Petronella Blog Archive

Visit our New Blog

Massive Malware Attack on Major Websites

Blog Post

Over the weekend, some of the world's biggest websites and media organizations got hit by attack of malicious banner ads. Sites for groups like The New York Times, AOL, the BBC, MSN, Xfinity, NFL, The Weather Network, The Hill, and Newsweek have all been affected with it.  It quickly spread to answers.com, zerohedge.com, infolinks.com, and realtor.com. When clicked on, these ads attempt to install malware, including crypto ransomware on visitors' computers.

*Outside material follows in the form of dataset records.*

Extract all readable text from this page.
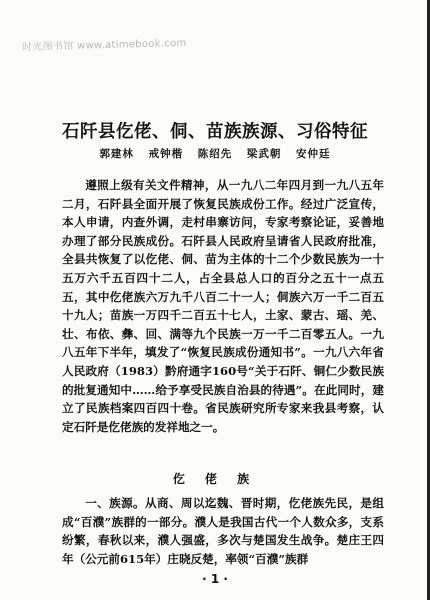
时光图书馆 www.atimebook.com
石阡县仡佬、侗、苗族族源、习俗特征
郭建林 戒钟楷 陈绍先 梁武朝 安仲廷

遵照上级有关文件精神，从一九八二年四月到一九八五年二月，石阡县全面开展了恢复民族成份工作。经过广泛宣传，本人申请，内查外调，走村串寨访问，专家考察论证，妥善地办理了部分民族成份。石阡县人民政府呈请省人民政府批准，全县共恢复了以仡佬、侗、苗为主体的十二个少数民族为一十五万六千五百四十二人，占全县总人口的百分之五十一点五五，其中仡佬族六万九千八百二十一人；侗族六万一千二百五十九人；苗族一万四千二百五十七人，土家、蒙古、瑶、羌、壮、布依、彝、回、满等九个民族一万一千二百零五人。一九八五年下半年，填发了“恢复民族成份通知书”。一九八六年省人民政府（1983）黔府通字160号“关于石阡、铜仁少数民族的批复通知中……给予享受民族自治县的待遇”。在此同时，建立了民族档案四百四十卷。省民族研究所专家来我县考察，认定石阡是仡佬族的发祥地之一。

仡 佬 族

一、族源。从商、周以迄魏、晋时期，仡佬族先民，是组成“百濮”族群的一部分。濮人是我国古代一个人数众多，支系纷繁，春秋以来，濮人强盛，多次与楚国发生战争。楚庄王四年（公元前615年）庄晓反楚，率领“百濮”族群

· 1 ·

According to Trend Micro, tens of thousands of people could have been infected just in the last 24 hours. Starting last week, a toolkit called Angler that sells exploits for Adobe Flash, Microsoft Silverlight, and other Internet programs started sending out infected ads.

Within the code for these ads is a long list of security products which was being used to avoid detection. If none of these security measures are found the visitor is lead to an Angler landing page. From there the unsuspecting computer is infected with both the Bedep Trojan virus and TeslaCrypt ransomware.

It appears that whoever is responsible for the attack is doing so by snatching up expired domain names that have the word "media"  in them, thus taking advantage of the reputation of a legitimate site and by pushing the malware through these domains whose ad network is compromised.

Though TeslaCrypt only infects Windows users, after last week's discovery of Mac-based ransomware and the scope of this attack, everyone should take notice. For now it would probably be a good idea for anyone browsing the web to remove any third-party browser extensions including Adobe Flash, Oracle Java, Microsoft Silverlight, unless you absolutely need them. Windows users who aren't using Windows 10 should consider upgrading and running Microsoft's Enhanced Mitigation Experience Toolkit.  Anyone browsing the Web should use the  64-bit version of Chrome and make sure they install all updates when they come out.